We haven't even talked about drowning your phone (Lifeproof case? oops - you were charging) or the InReach (not nearly as waterproof as they seem). We haven't talked about queueing the SMS in the satellite constellation. We haven't talked about all kinds of failure modes of something not designed for life safety.
Feeling good about the SOS button? That goes to a control center that still isn't part of the GMDSS. There is no latency specification for that message. It rides on the tertiary control circuit and is last in line through the satellite constellation. To my knowledge the connection from Iridium (for the InReach) and Globalstar (for the SPOT) to USCG is still by phone into the MCC where someone has to type it into the system (did they get all the numbers right? more time repeating three times) before it launches. They still have to validate the call which means more phone calls to get the data and then follow up.
it's affirmative confirmation of distress
It isn't. It is a single distress call which SAR will attempt to confirm. The process is that SAR starts to move on receipt. The reality is in-system (GMDSS) is more credible (it shows up on the computer screen) than some voice on the phone.

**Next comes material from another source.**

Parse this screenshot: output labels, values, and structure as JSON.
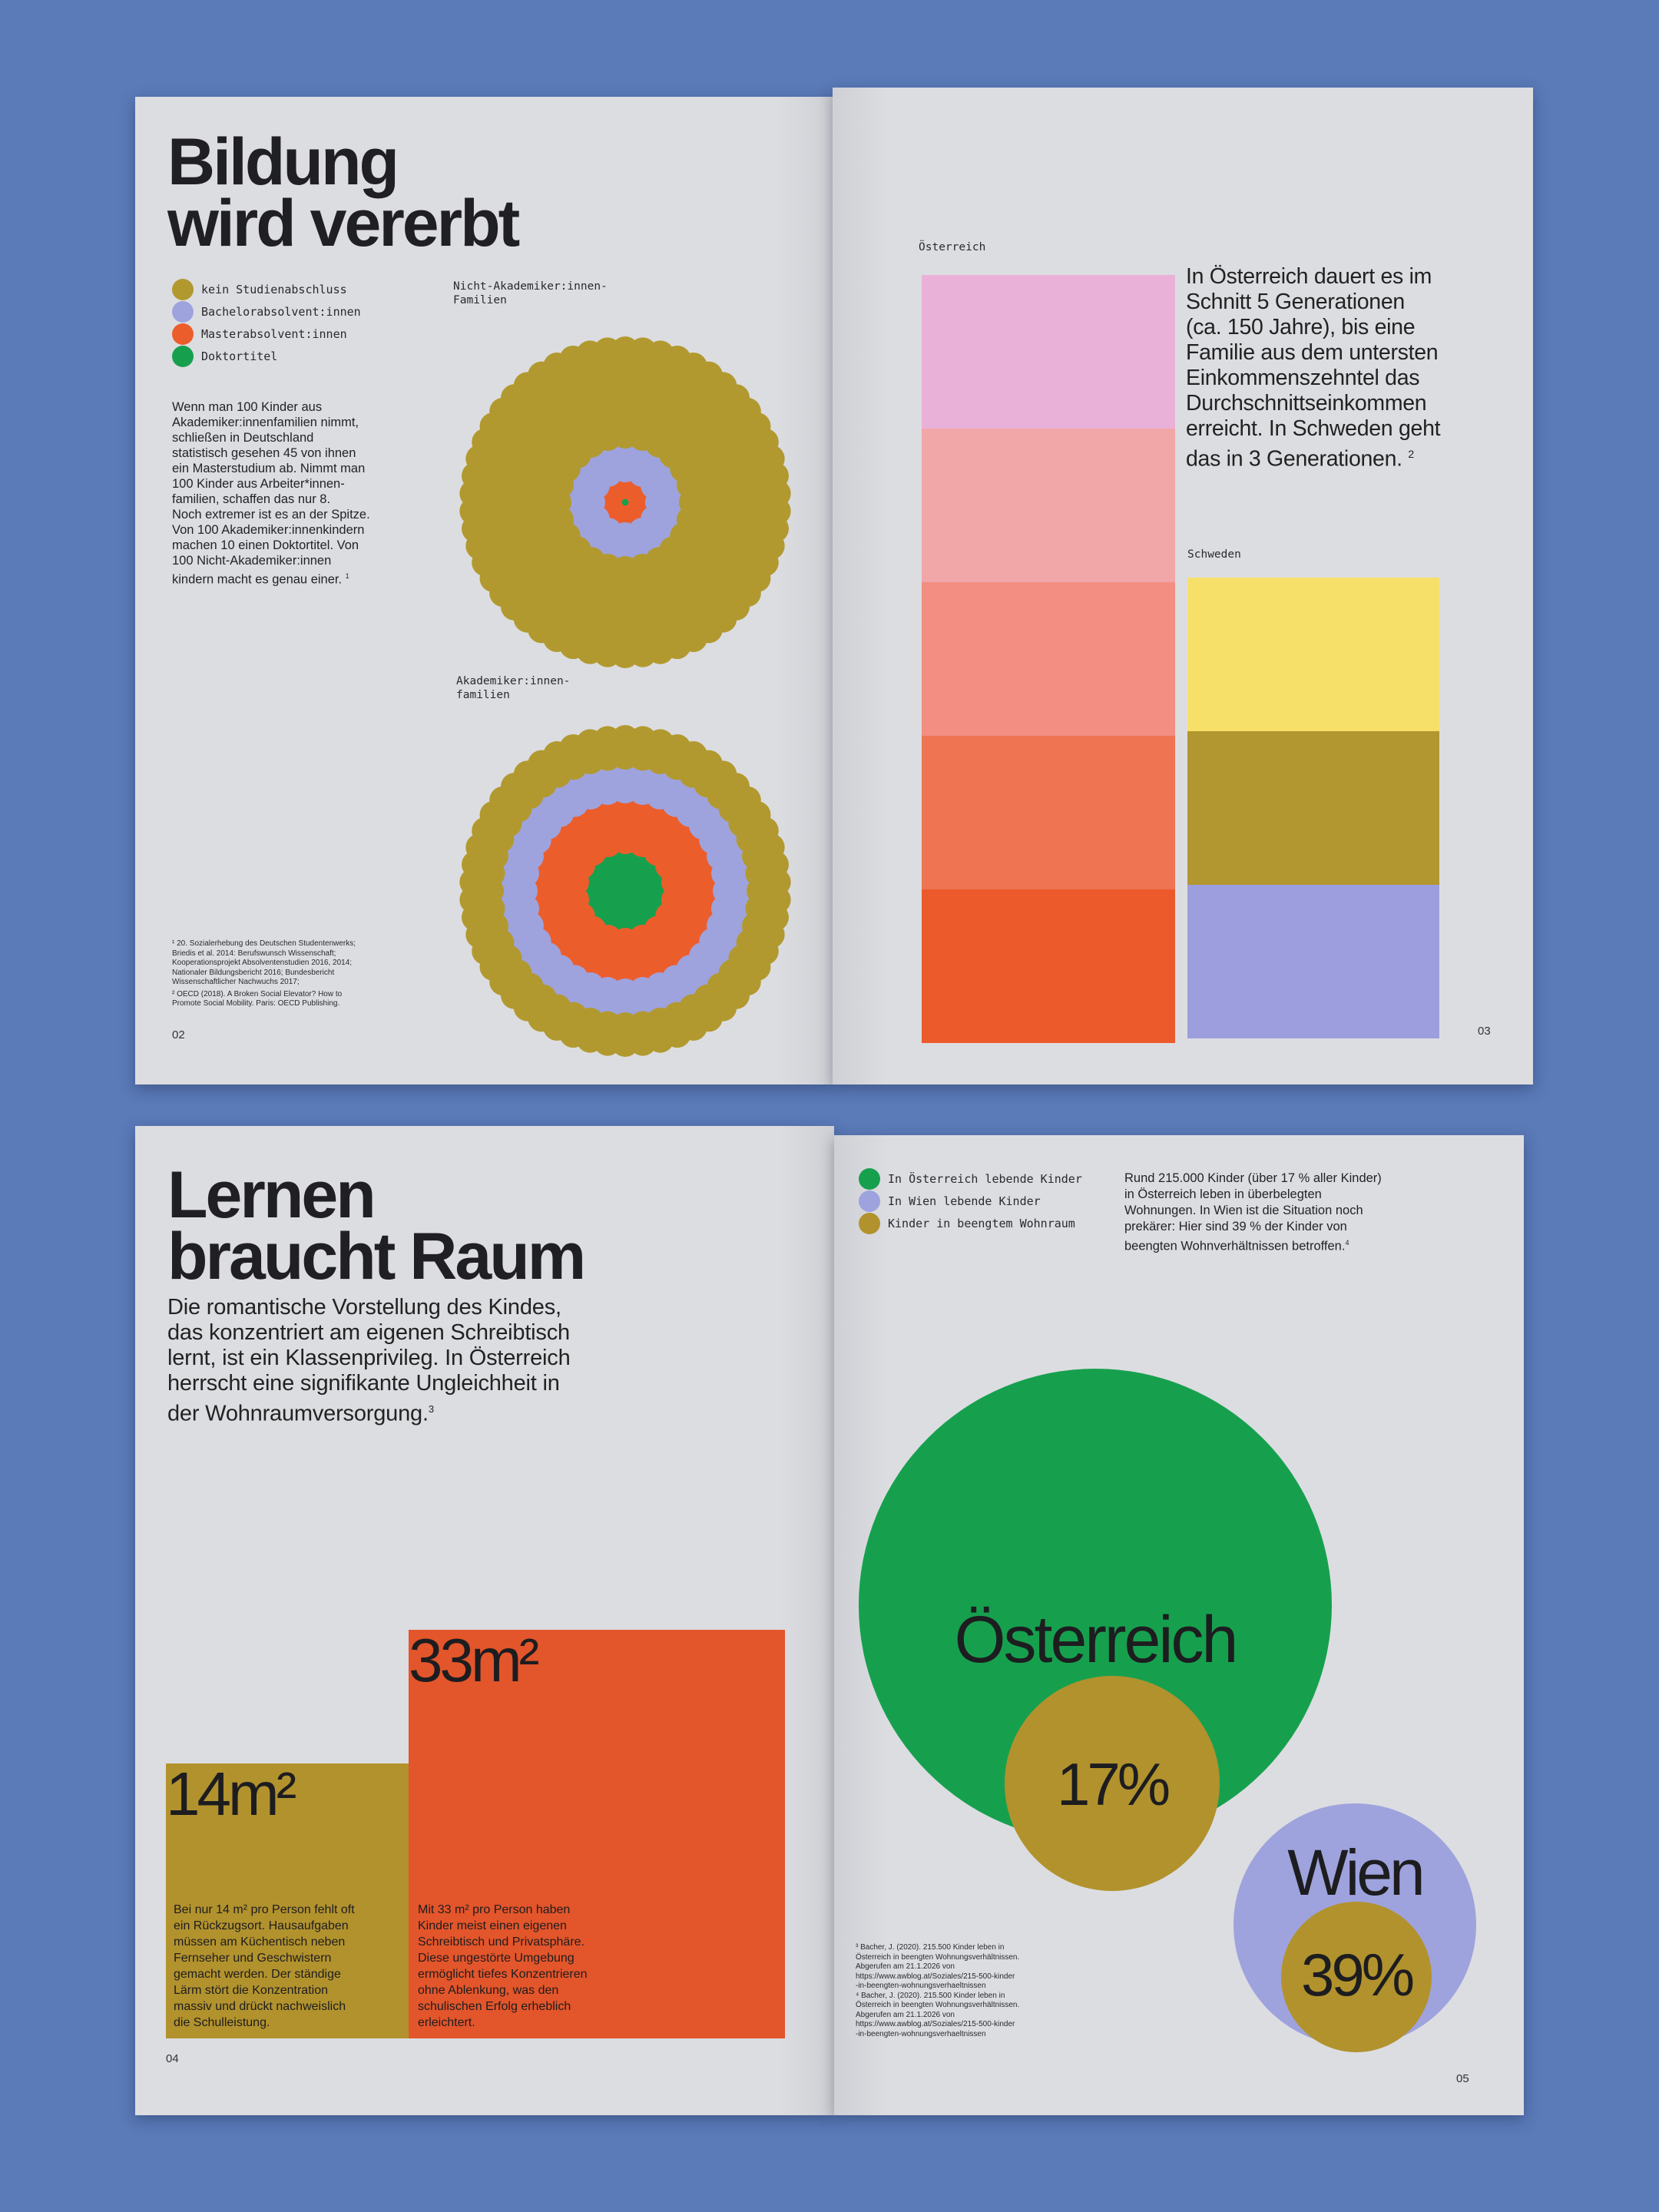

its batteries are likely to far outlast the VHF, which you indirectly acknowledged.
Until you start sending tons of text messages because you can. Do you have the discipline to leave it alone?
VHF needs to be in range of someone to hear it.
That's what it's for - short range comms. Fixed wing SAR, helicopter SAR, commercial, USCG, military ships that heave over the horizon looking for you.
Triggering an EPIRB does not immediately launch rescue assets. As I understand it, they first use the database contact info to attempt to determine the validity of the alarm. I've even heard ch16 broadcasts, asking vessels in the area, if they can sight the distress.
It takes time to get on-duty people from the ready room to aircraft and the planes in the air. It takes time to work out refueling plans. It takes time to identify any AMVER assets in the area. Validation happens in parallel. Will they possibly hold up some expensive assets waiting for confirmation? Maybe. A text message from a satellite messenger is no more and possibly less credible than an EPIRB.
The DeLorme has an SOS button and you can describe the problem. They have 24/7 resources waiting to coordinate.
That is a big benefit for hikers and such that don't have a global distress system like GMDSS. It is second tier for cruisers.
The device will advise SAR as to whether they should respond with a 90 min cutter or 10 min helo, if not help them make a decision to send anyone right away at all.
If you are that close you are in range of VHF on Rescue 21.
Personally, I have an EPIRB, DeLorme, cell phone, SSB w/distress and multiple VHF w/distress, including a dedicated one in the ditch bag. I wasn't advising to only have a DeLorme.
I stand by my list of priorities. #1 EPRIB (or PLB if you don't venture far offshore). #2 Handheld VHF. #3 Extra power for VHF (replaceable batteries and/or solar panel). #4 morale support with sat phone or satellite messenger.